Why see it? This is the first of two big gigs from the Spoleto Festival Orchestra. Joining them will be one of America's most talked about chamber ensembles, the Imani Winds. The players perform the Concerto for Winds by David Newman, one of America's up-and-coming composers. The Grammy-nominated Imani Winds is an all African-American quintet known for their virtuosity, ebullient style, and adventurous cross-genre programming. Newman's classy music has an international following. Old-school orchestral buffs will get their kicks from Brahms' lush and radiant Symphony No. 1 — a pillar of the orchestral repertoire that nobody gets tired of. With Maestro Emmanuel Villaume leading his "orchestra of virtuosos," it should be an evening to remember.

Who should go? A sure bet for anybody on the prowl for the best of both old and new orchestral splendor — plus those curious about one of our most unique and dynamic chamber ensembles.

SPOLETO FESTIVAL USA • $10-$65 • 1 hour 45 min. • May 28 at 8 p.m. • Gaillard Municipal Auditorium, 77 Calhoun St. • (843) 579-3100




The Best of Old and New: Newman plus Imani Winds plus Brahms equals a winning combination

The Grammy-nominated Imani Qinds team up with Emmanuel Villaume to perform David Newman's Concerto for Winds
  • The Grammy-nominated Imani Qinds team up with Emmanuel Villaume to perform David Newman's Concerto for Winds

Two big orchestral concerts each Spoleto? Well, after getting just that for the past few festivals, I guess it's now official policy. And nobody's complaining. Hey, it's only natural to want more of a great thing.
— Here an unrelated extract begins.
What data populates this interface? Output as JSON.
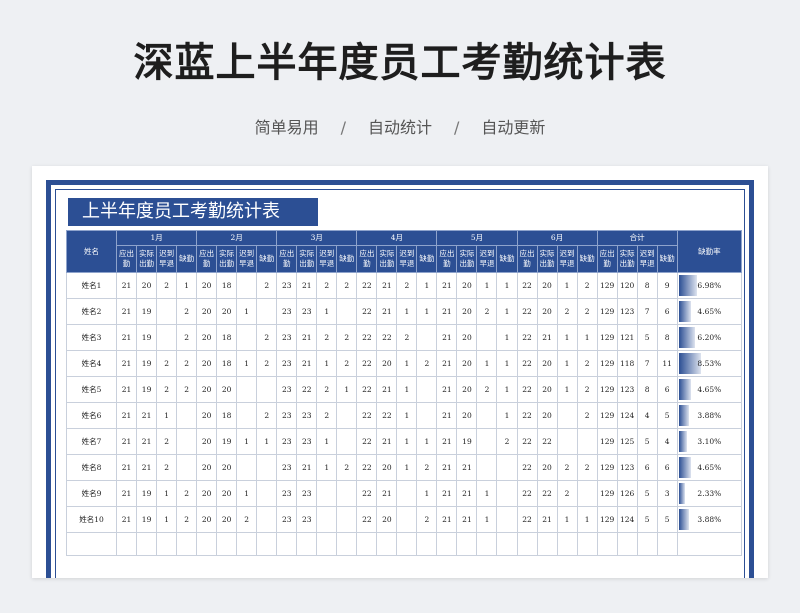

The fabulous Spoleto Festival Orchestra — made up of tomorrow's orchestral superstars — always sounds refined and juicy. Maestro Emmanuel Villaume gives them passionate free rein, while keeping them musically coherent.

Recent years have brought us scrumptious big-band feasts (and even partial cycles) of Mahler, Beethoven, and Brahms — among others. This year, we get the second installment of Villaume's emerging Brahms cycle. Last year, we heard his crackling, brilliant fourth and final symphony. This time we'll get to wallow in his lush and meticulously crafted Symphony No. 1.

Brahms — often his own worst enemy — felt the intimidating spirit of grandmaster Beethoven breathing down his neck as he struggled to birth his first symphony, which is one reason it took him over 20 years to complete it. He needn't have worried, as the piece immediately nailed down the very status he'd been sweating out: that of Beethoven's true successor as the standard-bearer for German symphonic music. Its opulent scoring (even for an orchestra no bigger than Beethoven's), lyric intensity, and dramatic power make it a perennial audience favorite.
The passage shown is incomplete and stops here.